Technology at Risk

Is banning surveillance tech worth it?

The San Francisco Board of Supervisors’ vote to ban the use of facial recognition technology puts the city at risk of not only falling behind on technological innovation, but returning to what one expert described as archaic processes. The board’s 8-to-1 vote on the Stop Secret Surveillance ordinance on May 14 affects more than facial recognition tech, however. It defines surveillance technology as “any software, electronic device, system using an electronic device or a device that is used, designed or primarily intended to collect, retain, process or share” a variety of datasets. Those include thermal, olfactory, visual and biometric data, pushing what encompasses “surveillance technology” to well beyond cameras to include cell site simulators, automatic license plate readers, gunshot detection hardware and services, closed-circuit TV cameras and wearable body cameras.

“For me, this is a bit of an overreach,” said Alison Brooks, research director for smart cities strategies and public safety at IDC. “What San Francisco is doing is, in fact, not allowing for the digital workflow to occur. I think that they want people to go back to, for example, sorting through mug shots archaically, manually, and that doesn’t make any sense from a cost-savings perspective or a work time perspective. It’s just going to cost their police force that much more money to connect all those dots.”

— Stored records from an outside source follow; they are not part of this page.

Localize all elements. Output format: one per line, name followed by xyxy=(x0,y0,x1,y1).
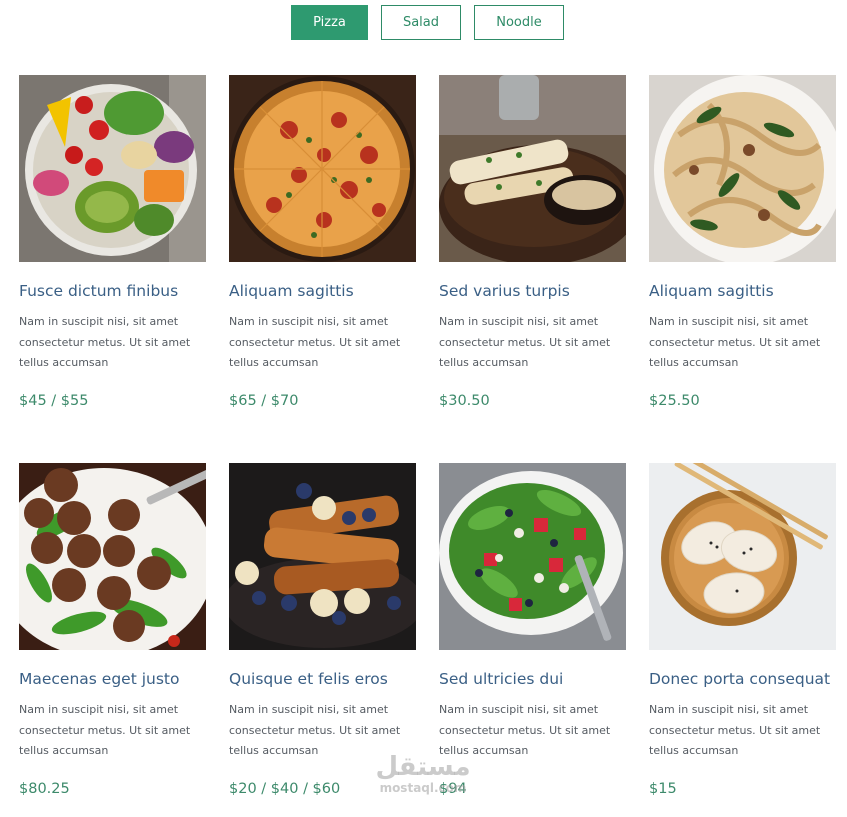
menu-item-price: $45 / $55 xyxy=(19,392,89,409)
menu-item-title[interactable]: Fusce dictum finibus xyxy=(19,282,206,300)
menu-item-description: Nam in suscipit nisi, sit amet consectet… xyxy=(439,315,611,369)
menu-card: Fusce dictum finibus Nam in suscipit nis… xyxy=(19,75,206,409)
menu-item-price: $20 / $40 / $60 xyxy=(229,780,341,797)
menu-item-price: $15 xyxy=(649,780,677,797)
menu-card: Maecenas eget justo Nam in suscipit nisi… xyxy=(19,463,206,797)
menu-item-title[interactable]: Maecenas eget justo xyxy=(19,670,206,688)
menu-item-description: Nam in suscipit nisi, sit amet consectet… xyxy=(649,315,821,369)
menu-item-title[interactable]: Sed varius turpis xyxy=(439,282,626,300)
menu-item-title[interactable]: Donec porta consequat xyxy=(649,670,836,688)
french-toast-image[interactable] xyxy=(229,463,416,650)
menu-card: Quisque et felis eros Nam in suscipit ni… xyxy=(229,463,416,797)
menu-item-title[interactable]: Aliquam sagittis xyxy=(229,282,416,300)
menu-card: Sed varius turpis Nam in suscipit nisi, … xyxy=(439,75,626,409)
salad-bowl-image[interactable] xyxy=(19,75,206,262)
pizza-image[interactable] xyxy=(229,75,416,262)
menu-item-price: $30.50 xyxy=(439,392,490,409)
menu-card: Donec porta consequat Nam in suscipit ni… xyxy=(649,463,836,797)
menu-item-description: Nam in suscipit nisi, sit amet consectet… xyxy=(439,703,611,757)
meatballs-image[interactable] xyxy=(19,463,206,650)
menu-card: Sed ultricies dui Nam in suscipit nisi, … xyxy=(439,463,626,797)
menu-item-title[interactable]: Quisque et felis eros xyxy=(229,670,416,688)
menu-item-title[interactable]: Sed ultricies dui xyxy=(439,670,626,688)
menu-card: Aliquam sagittis Nam in suscipit nisi, s… xyxy=(649,75,836,409)
menu-item-title[interactable]: Aliquam sagittis xyxy=(649,282,836,300)
menu-item-description: Nam in suscipit nisi, sit amet consectet… xyxy=(19,315,191,369)
menu-item-price: $94 xyxy=(439,780,467,797)
category-filter-tabs: Pizza Salad Noodle xyxy=(0,5,847,40)
menu-item-price: $80.25 xyxy=(19,780,70,797)
tab-pizza[interactable]: Pizza xyxy=(291,5,368,40)
dumplings-image[interactable] xyxy=(649,463,836,650)
tab-salad[interactable]: Salad xyxy=(381,5,461,40)
menu-item-description: Nam in suscipit nisi, sit amet consectet… xyxy=(229,315,401,369)
tab-noodle[interactable]: Noodle xyxy=(474,5,564,40)
pasta-image[interactable] xyxy=(649,75,836,262)
menu-card: Aliquam sagittis Nam in suscipit nisi, s… xyxy=(229,75,416,409)
menu-item-price: $25.50 xyxy=(649,392,700,409)
menu-item-price: $65 / $70 xyxy=(229,392,299,409)
menu-item-description: Nam in suscipit nisi, sit amet consectet… xyxy=(19,703,191,757)
grilled-dish-image[interactable] xyxy=(439,75,626,262)
menu-item-description: Nam in suscipit nisi, sit amet consectet… xyxy=(229,703,401,757)
fruit-salad-image[interactable] xyxy=(439,463,626,650)
menu-item-description: Nam in suscipit nisi, sit amet consectet… xyxy=(649,703,821,757)
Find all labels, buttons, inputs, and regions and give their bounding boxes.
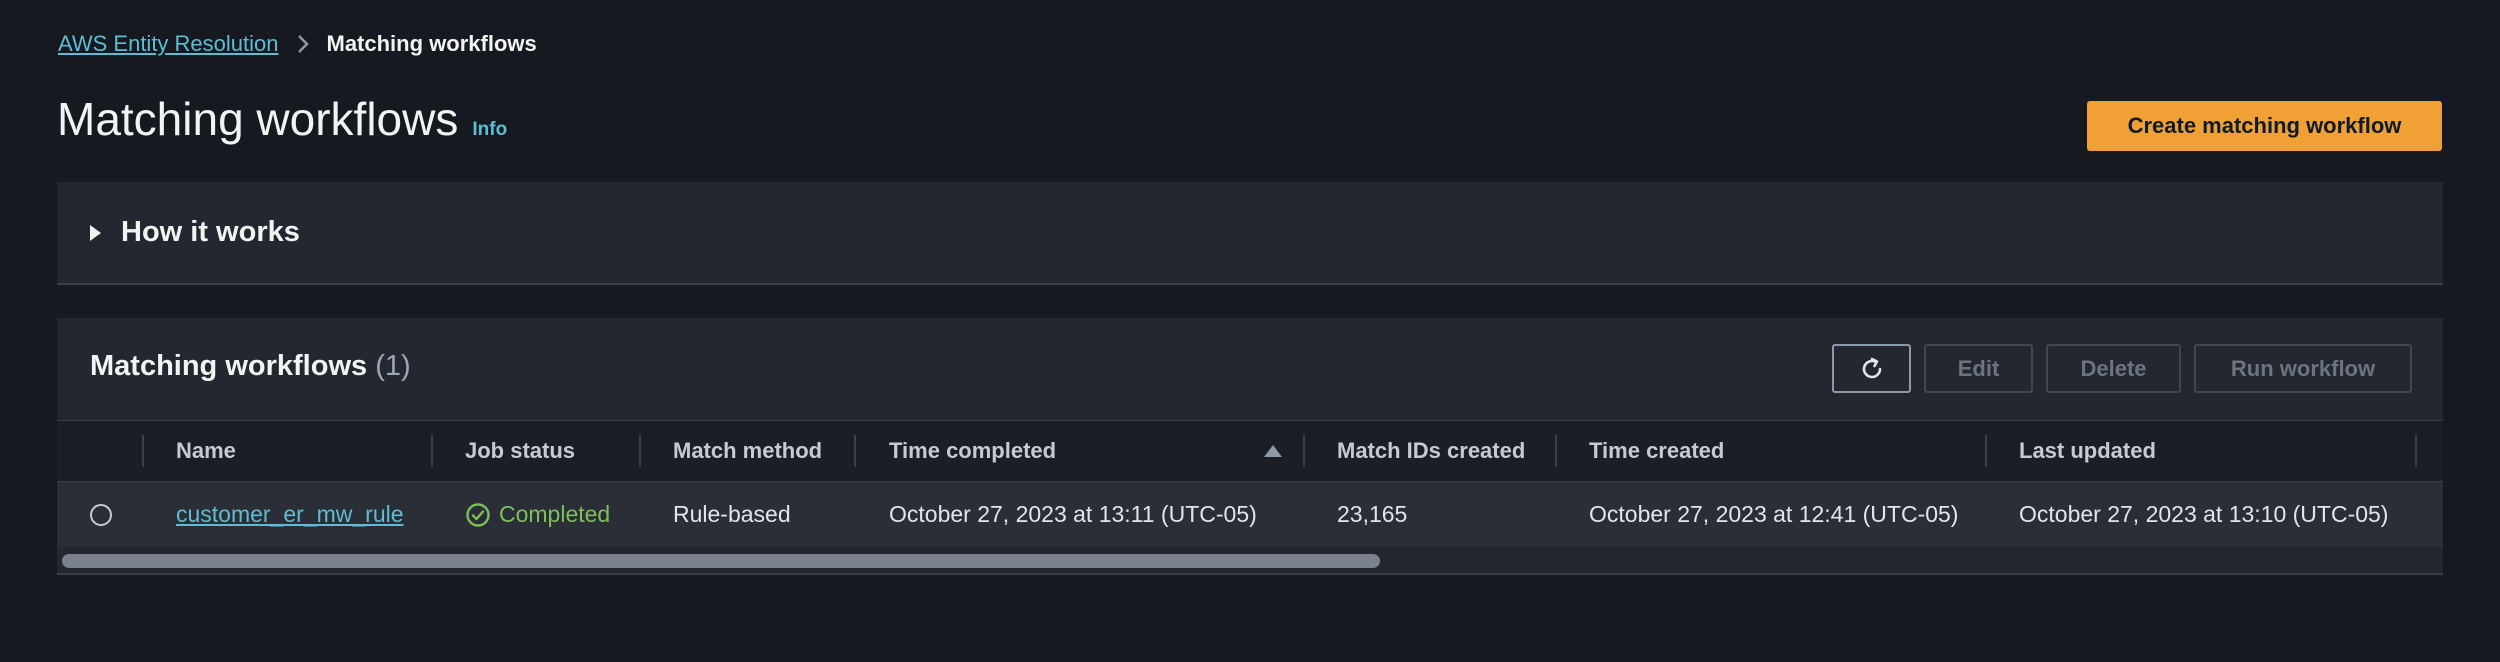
chevron-right-icon — [289, 28, 317, 60]
breadcrumb-link-entity-resolution[interactable]: AWS Entity Resolution — [58, 31, 279, 57]
column-divider[interactable] — [854, 435, 856, 467]
horizontal-scrollbar[interactable] — [57, 550, 2443, 570]
page-header: Matching workflows Info — [57, 92, 507, 146]
workflow-name-link[interactable]: customer_er_mw_rule — [176, 501, 404, 528]
row-select-radio[interactable] — [90, 503, 112, 526]
delete-button[interactable]: Delete — [2046, 344, 2181, 393]
cell-job-status: Completed — [465, 482, 610, 547]
column-header-name[interactable]: Name — [176, 421, 236, 481]
cell-name: customer_er_mw_rule — [176, 482, 404, 547]
table-title: Matching workflows (1) — [90, 350, 411, 383]
page-title: Matching workflows — [57, 93, 459, 145]
column-divider[interactable] — [142, 435, 144, 467]
cell-time-created: October 27, 2023 at 12:41 (UTC-05) — [1589, 501, 1959, 527]
cell-last-updated: October 27, 2023 at 13:10 (UTC-05) — [2019, 501, 2389, 527]
sort-ascending-icon — [1264, 445, 1282, 457]
column-header-match-ids-created[interactable]: Match IDs created — [1337, 421, 1525, 481]
caret-right-icon — [90, 224, 101, 241]
column-header-match-method[interactable]: Match method — [673, 421, 822, 481]
column-header-time-created[interactable]: Time created — [1589, 421, 1724, 481]
status-text: Completed — [499, 501, 611, 527]
status-badge: Completed — [465, 501, 610, 528]
table-row: customer_er_mw_rule Completed Rule-based… — [57, 482, 2443, 547]
edit-button[interactable]: Edit — [1924, 344, 2033, 393]
column-divider[interactable] — [1555, 435, 1557, 467]
info-link[interactable]: Info — [472, 119, 507, 141]
table-title-text: Matching workflows — [90, 350, 368, 382]
breadcrumb-current: Matching workflows — [326, 31, 537, 56]
workflows-table-panel: Matching workflows (1) Edit Delete Run w… — [57, 318, 2443, 575]
check-circle-icon — [465, 502, 491, 528]
column-header-job-status[interactable]: Job status — [465, 421, 575, 481]
column-divider[interactable] — [431, 435, 433, 467]
cell-time-completed: October 27, 2023 at 13:11 (UTC-05) — [889, 501, 1257, 527]
column-header-time-completed[interactable]: Time completed — [889, 421, 1056, 481]
cell-match-method: Rule-based — [673, 501, 791, 527]
breadcrumb: AWS Entity Resolution Matching workflows — [58, 28, 537, 60]
how-it-works-label: How it works — [121, 216, 300, 248]
create-matching-workflow-button[interactable]: Create matching workflow — [2087, 101, 2442, 151]
scrollbar-thumb[interactable] — [62, 554, 1380, 568]
column-divider[interactable] — [1303, 435, 1305, 467]
column-divider[interactable] — [639, 435, 641, 467]
table-header-row: Name Job status Match method Time comple… — [57, 420, 2443, 482]
refresh-button[interactable] — [1832, 344, 1911, 393]
run-workflow-button[interactable]: Run workflow — [2194, 344, 2412, 393]
column-header-last-updated[interactable]: Last updated — [2019, 421, 2156, 481]
how-it-works-expander[interactable]: How it works — [57, 182, 2443, 285]
table-count: (1) — [375, 350, 411, 382]
refresh-icon — [1858, 355, 1886, 383]
column-divider[interactable] — [2415, 435, 2417, 467]
cell-match-ids-created: 23,165 — [1337, 501, 1408, 527]
table-actions: Edit Delete Run workflow — [1832, 344, 2412, 393]
row-select-cell — [90, 482, 112, 547]
column-divider[interactable] — [1985, 435, 1987, 467]
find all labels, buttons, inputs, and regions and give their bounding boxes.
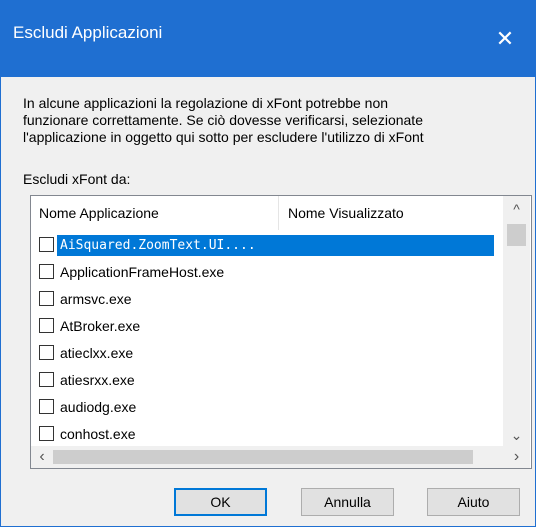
ok-button[interactable]: OK xyxy=(174,488,267,516)
row-label: ApplicationFrameHost.exe xyxy=(60,264,225,280)
vertical-scroll-thumb[interactable] xyxy=(507,224,526,246)
description-line-1: In alcune applicazioni la regolazione di… xyxy=(23,95,389,111)
row-checkbox[interactable] xyxy=(39,291,54,306)
description-line-3: l'applicazione in oggetto qui sotto per … xyxy=(23,129,424,145)
close-icon[interactable]: ✕ xyxy=(475,1,535,77)
row-label: conhost.exe xyxy=(60,426,136,442)
row-checkbox[interactable] xyxy=(39,318,54,333)
row-checkbox[interactable] xyxy=(39,237,54,252)
applications-listview[interactable]: Nome Applicazione Nome Visualizzato AiSq… xyxy=(30,195,532,469)
description-line-2: funzionare correttamente. Se ciò dovesse… xyxy=(23,112,423,128)
dialog-window: Escludi Applicazioni ✕ In alcune applica… xyxy=(0,0,536,527)
help-button[interactable]: Aiuto xyxy=(427,488,520,516)
vertical-scrollbar[interactable]: ^ ⌄ xyxy=(503,196,530,446)
row-label: audiodg.exe xyxy=(60,399,137,415)
list-item[interactable]: armsvc.exe xyxy=(31,286,503,313)
title-bar[interactable]: Escludi Applicazioni ✕ xyxy=(1,1,535,77)
row-label: atieclxx.exe xyxy=(60,345,134,361)
list-header: Nome Applicazione Nome Visualizzato xyxy=(31,196,503,230)
list-item[interactable]: AtBroker.exe xyxy=(31,313,503,340)
row-checkbox[interactable] xyxy=(39,264,54,279)
scroll-right-icon[interactable]: › xyxy=(503,446,530,468)
column-header-display-name[interactable]: Nome Visualizzato xyxy=(280,196,503,230)
scroll-down-icon[interactable]: ⌄ xyxy=(503,424,530,446)
list-item[interactable]: conhost.exe xyxy=(31,421,503,448)
row-label: AtBroker.exe xyxy=(60,318,141,334)
row-checkbox[interactable] xyxy=(39,372,54,387)
row-checkbox[interactable] xyxy=(39,426,54,441)
column-header-app-name[interactable]: Nome Applicazione xyxy=(31,196,279,230)
row-label: atiesrxx.exe xyxy=(60,372,135,388)
scroll-up-icon[interactable]: ^ xyxy=(503,198,530,220)
list-item[interactable]: atiesrxx.exe xyxy=(31,367,503,394)
row-checkbox[interactable] xyxy=(39,399,54,414)
dialog-title: Escludi Applicazioni xyxy=(13,23,163,42)
scroll-left-icon[interactable]: ‹ xyxy=(31,446,53,468)
list-item[interactable]: ApplicationFrameHost.exe xyxy=(31,259,503,286)
list-item[interactable]: AiSquared.ZoomText.UI.... xyxy=(31,232,503,259)
list-label: Escludi xFont da: xyxy=(23,171,131,187)
list-item[interactable]: audiodg.exe xyxy=(31,394,503,421)
list-rows: AiSquared.ZoomText.UI.... ApplicationFra… xyxy=(31,232,503,448)
horizontal-scroll-thumb[interactable] xyxy=(53,450,473,464)
cancel-button[interactable]: Annulla xyxy=(301,488,394,516)
list-item[interactable]: atieclxx.exe xyxy=(31,340,503,367)
description-text: In alcune applicazioni la regolazione di… xyxy=(23,95,523,146)
horizontal-scrollbar[interactable]: ‹ xyxy=(31,446,503,468)
row-label: AiSquared.ZoomText.UI.... xyxy=(57,235,494,256)
row-label: armsvc.exe xyxy=(60,291,132,307)
row-checkbox[interactable] xyxy=(39,345,54,360)
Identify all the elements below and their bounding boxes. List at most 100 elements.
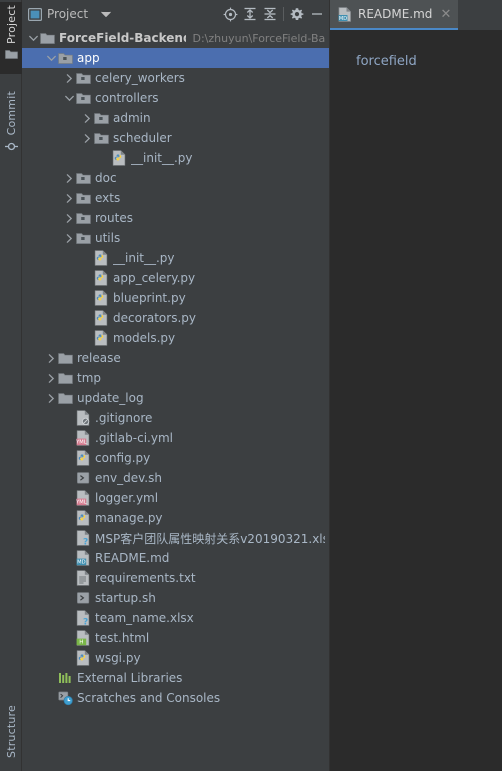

Some places are experiencing success with facial recognition technology. For instance, the Indiana Intelligence Fusion Center has used it to identify criminals in cases involving petty theft and homicides. Additionally, police in Maryland used the technology to identify Jarrod Ramos, who killed five newspaper employees in Annapolis last year, when he refused to state his name.

“It’s not real clear that there’s a good reason for this ban,” said Daniel Castro, vice president of the Information Technology and Innovation Foundation. “There are a whole spectrum of uses for facial recognition technology, from very simple organizing photos to trying to identify a suspect or a witness or anyone involved in a crime…. There’s lots of benign uses, uses that are completely in line with the manual activity that police do during the day,” such as manually looking through photos or asking the public to help identify someone.

The San Francisco board’s vote is partially in response to studies that have shown that the technology can be inaccurate and racially biased. For example, a recent test of Amazon’s Rekognition software that the company markets to law enforcement, found that it was more accurate in assessing lighter-skinned faces.

“While surveillance technology may threaten the privacy of all of us, surveillance efforts have historically been used to intimidate and oppress certain communities and groups more than others, including those that are defined by a common race, ethnicity, religion, national origin, income level, sexual orientation, or political perspective,” according to the ordinance. “The propensity for facial recognition technology to endanger civil rights and civil liberties substantially outweighs its purported benefits, and the technology will exacerbate racial injustice and threaten our ability to live free of continuous government monitoring.”

Still, the technology is maturing amid calls for greater accuracy and transparency. The National Institute of Standards and Technology reported in its “Ongoing Facial Recognition Vendor Test” last December that the software has improved significantly since NIST studies of it in 2010 and 2014.

The vote also acknowledges pressure from the American Civil Liberties Union’s West Coast offices, which Brooks said tends to be more protectionist than other locations. Matt Cagle, a lawyer with the ACLU of Northern California, told the New York Times last week that the technology “provides government with unprecedented power to track people going about their daily lives. That’s incompatible with a healthy democracy.”

Part of the problem is that the shortcomings of both the technologies and uses have been conflated, Castro said. For instance, uproar over FBI’s surveillance of protesters in 2015 after the death of Freddie Gray was more about improper or unwarranted surveillance of political protest than of facial recognition technology itself.

“Because there is already such organized opposition to some of this police behavior, the objections are getting tacked on to facial recognition because I think that’s seen as an opportunity to push back on policing in general,” Castro said. “Some of that pushback is completely legitimate, but it’s conflating the technology with the activities, which I think can be separated out.”

A happy medium exists, but more testing and policies are needed to find it. Castro pointed to a pilot test of real-time surveillance in Orlando in which police officers tracked themselves—a good example, he said, of how a police department can start moving forward with the cutting edge of technology before applying it to citizens. (Orlando police ended their pilot program with Rekognition in July).

Indeed, the San Francisco board included a number of exceptions to the ban. For instance, it doesn’t apply to federally controlled facilities at San Francisco International Airport and the city’s port, nor does it restrict business or personal use of the technology. The ordinance also includes calls for policies that address transparency, oversight and accountability measures as well as rules governing the procurement of surveillance technologies.

Similar bans were passed in Oakland, Calif., and Somerville, Mass. Earlier this year, and the House Oversight and Reform Committee held a May 22 hearing on facial recognition software, where committee Chairman Elijah Cummings (D-Md.) said lawmakers largely agree that the technology should be regulated.

“I think this is an area where it would be helpful for Congress to be a little more proactive,” Castro said.